The traditional battery pack contains several hundred batteries. Each cell contains a stack of numerous thin and thin solid electrodes. The electrodes are fitted with current collectors, separated from each other by a plastic film. To increase energy storage, more layers of electrode material need to be added, which in turn requires more layers of metal foil and plastic film. The 24M company's design makes it possible to increase energy storage without the need for additional foils and plastic films. The key difference is that the electrode is not a solid film in the battery, but the alkali-like material is stored in the container, one is a positive electrode material, and the other is a negative electrode. 24M plans to significantly reduce ineffective materials in the battery. It is estimated that the battery in this new paper can achieve almost twice the energy density, which is compared to today's car battery pack. Batteries have higher energy densities and will be smaller and cheaper, which means that electric and hybrid cars will be cheaper.

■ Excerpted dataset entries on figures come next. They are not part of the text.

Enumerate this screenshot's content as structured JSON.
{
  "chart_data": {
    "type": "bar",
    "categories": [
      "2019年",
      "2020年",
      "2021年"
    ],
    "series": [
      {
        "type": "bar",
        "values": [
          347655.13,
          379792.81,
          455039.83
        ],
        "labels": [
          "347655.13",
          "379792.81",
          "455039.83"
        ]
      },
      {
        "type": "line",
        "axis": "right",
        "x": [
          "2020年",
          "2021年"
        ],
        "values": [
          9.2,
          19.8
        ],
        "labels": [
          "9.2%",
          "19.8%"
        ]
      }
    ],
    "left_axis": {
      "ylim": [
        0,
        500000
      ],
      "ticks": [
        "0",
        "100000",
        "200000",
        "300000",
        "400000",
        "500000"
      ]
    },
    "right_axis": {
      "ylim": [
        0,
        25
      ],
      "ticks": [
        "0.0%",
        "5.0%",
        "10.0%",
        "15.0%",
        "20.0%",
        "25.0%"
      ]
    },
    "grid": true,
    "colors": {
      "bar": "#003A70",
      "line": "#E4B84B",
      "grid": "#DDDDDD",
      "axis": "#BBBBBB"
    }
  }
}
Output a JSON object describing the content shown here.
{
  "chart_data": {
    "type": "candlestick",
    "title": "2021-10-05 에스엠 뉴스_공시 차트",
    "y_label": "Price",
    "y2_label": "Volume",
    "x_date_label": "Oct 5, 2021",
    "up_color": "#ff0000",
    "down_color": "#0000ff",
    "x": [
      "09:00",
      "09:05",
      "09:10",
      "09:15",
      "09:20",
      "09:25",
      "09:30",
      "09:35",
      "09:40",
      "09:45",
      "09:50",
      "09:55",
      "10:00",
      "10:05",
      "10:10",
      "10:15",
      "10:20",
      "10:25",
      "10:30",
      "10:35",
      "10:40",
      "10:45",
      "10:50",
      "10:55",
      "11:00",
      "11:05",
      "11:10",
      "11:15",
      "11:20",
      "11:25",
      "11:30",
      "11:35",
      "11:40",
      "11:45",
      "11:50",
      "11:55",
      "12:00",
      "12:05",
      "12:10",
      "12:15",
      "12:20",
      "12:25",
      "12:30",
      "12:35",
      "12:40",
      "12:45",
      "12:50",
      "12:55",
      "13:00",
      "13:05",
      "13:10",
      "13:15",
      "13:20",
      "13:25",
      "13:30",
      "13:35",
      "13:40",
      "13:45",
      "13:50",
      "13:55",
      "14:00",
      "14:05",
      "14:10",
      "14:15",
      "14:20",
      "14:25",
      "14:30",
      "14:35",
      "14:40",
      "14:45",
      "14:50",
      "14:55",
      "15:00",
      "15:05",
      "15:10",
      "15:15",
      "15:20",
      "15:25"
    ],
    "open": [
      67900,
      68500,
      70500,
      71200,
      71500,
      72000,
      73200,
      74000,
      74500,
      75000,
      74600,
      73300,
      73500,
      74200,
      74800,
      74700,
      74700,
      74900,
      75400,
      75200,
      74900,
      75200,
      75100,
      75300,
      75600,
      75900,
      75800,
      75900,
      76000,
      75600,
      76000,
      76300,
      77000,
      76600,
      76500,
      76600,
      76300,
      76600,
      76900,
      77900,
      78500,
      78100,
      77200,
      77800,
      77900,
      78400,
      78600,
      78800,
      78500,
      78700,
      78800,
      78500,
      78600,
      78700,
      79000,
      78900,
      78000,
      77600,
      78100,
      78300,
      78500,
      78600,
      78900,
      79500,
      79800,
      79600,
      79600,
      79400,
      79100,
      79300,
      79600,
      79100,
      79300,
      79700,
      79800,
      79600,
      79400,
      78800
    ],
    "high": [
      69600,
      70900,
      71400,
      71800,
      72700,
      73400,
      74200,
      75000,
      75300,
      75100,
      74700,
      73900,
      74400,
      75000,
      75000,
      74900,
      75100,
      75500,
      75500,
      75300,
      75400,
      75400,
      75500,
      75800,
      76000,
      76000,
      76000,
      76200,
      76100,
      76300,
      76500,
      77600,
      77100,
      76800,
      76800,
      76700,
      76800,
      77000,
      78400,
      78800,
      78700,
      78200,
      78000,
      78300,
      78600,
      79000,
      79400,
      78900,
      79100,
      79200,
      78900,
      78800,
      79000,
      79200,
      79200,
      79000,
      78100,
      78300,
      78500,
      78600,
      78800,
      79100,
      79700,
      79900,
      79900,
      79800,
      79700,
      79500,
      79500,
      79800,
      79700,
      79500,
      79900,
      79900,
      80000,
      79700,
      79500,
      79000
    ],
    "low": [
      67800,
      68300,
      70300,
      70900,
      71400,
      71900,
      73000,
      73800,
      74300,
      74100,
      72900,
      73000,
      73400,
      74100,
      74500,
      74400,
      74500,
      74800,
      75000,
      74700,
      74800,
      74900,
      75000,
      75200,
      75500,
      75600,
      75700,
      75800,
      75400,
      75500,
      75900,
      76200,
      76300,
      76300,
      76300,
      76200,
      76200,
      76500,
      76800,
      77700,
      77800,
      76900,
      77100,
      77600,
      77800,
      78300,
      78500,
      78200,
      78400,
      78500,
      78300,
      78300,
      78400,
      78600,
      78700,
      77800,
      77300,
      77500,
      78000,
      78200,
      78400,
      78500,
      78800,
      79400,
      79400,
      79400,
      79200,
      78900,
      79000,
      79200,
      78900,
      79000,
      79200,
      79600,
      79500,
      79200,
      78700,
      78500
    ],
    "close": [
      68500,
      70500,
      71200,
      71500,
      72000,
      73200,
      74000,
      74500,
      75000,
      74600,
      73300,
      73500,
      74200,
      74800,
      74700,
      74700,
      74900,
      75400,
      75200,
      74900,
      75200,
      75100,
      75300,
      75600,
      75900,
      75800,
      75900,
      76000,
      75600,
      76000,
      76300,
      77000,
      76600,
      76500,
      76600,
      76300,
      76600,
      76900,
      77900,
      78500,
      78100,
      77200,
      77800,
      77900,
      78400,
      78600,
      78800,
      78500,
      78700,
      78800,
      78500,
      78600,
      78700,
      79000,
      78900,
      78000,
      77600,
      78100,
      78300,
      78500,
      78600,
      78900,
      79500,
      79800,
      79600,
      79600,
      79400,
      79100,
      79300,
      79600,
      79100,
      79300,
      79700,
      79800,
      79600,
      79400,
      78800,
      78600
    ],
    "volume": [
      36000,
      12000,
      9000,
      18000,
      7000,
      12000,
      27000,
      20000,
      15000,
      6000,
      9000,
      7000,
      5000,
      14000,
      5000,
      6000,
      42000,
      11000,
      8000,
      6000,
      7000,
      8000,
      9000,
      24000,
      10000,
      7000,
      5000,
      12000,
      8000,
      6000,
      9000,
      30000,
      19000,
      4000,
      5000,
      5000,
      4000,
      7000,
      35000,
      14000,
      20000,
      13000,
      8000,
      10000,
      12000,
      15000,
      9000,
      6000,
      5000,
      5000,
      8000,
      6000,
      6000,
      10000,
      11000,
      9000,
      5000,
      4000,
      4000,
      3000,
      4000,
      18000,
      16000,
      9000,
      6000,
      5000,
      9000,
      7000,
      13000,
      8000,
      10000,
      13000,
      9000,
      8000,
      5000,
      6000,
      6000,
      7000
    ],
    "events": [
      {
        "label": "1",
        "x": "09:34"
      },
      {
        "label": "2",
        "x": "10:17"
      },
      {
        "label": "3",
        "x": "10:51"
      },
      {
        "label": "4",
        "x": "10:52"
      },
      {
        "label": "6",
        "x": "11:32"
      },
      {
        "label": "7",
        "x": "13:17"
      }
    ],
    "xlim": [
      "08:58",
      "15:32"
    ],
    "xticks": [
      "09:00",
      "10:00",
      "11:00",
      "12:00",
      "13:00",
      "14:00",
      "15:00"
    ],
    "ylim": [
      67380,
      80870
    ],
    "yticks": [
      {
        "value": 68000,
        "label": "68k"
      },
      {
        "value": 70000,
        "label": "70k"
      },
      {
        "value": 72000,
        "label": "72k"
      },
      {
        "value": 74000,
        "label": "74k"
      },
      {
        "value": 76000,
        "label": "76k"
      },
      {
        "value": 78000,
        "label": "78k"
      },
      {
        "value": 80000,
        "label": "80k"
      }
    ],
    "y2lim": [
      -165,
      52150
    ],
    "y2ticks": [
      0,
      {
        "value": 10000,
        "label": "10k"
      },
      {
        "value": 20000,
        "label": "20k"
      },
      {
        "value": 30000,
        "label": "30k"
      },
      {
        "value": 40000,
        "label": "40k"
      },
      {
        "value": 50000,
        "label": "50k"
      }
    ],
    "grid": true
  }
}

Last year, A123 Systems, a battery start-up company, opened another company, 24M (24M), to develop a new type of battery that would enable electric vehicles to go further and cost less. A research paper is now published in Advanced Energy Materials, which discloses preliminary details of how the battery works. It also overcomes the challenge of getting batteries to market. There is a big problem. Lithium-ion batteries are used in electric vehicles and plug-in hybrid vehicles. Only about 25% of the battery volume is placed in energy-storing materials. The rest is composed of ineffective materials such as packaging, conductive foil and glue, which makes the battery bulky and takes up a considerable part of the cost. This material is pumped from the container into small equipment, and the channels they pass through are carved into metal blocks. When this happens, ions move from one electrode to the other, also through the same kind of membrane material that is used for conventional cells. The electrons leave the material and enter the external circuit. In this design, increasing the energy storage is as simple as increasing the size of the storage container. This device allows the electrodes to interact and maintain the same size. This design also does not require the connection of hundreds of batteries for sufficient energy storage. This new battery is similar to something called a flow battery, in which two electrolytes are pumped through each other. However, conventional flow batteries are about 10 times larger than this new design because they use dilute energy storage solutions, which make them unrealistic for automobiles. How researchers overcame the biggest design challenge: extracting charge from the soda slag. In ordinary lithium-ion batteries, the electron transfer is to skip the connected conductive particles in the solid electrode until they reach the current collector. In new batteries, electrons do not flow through the electrolyte.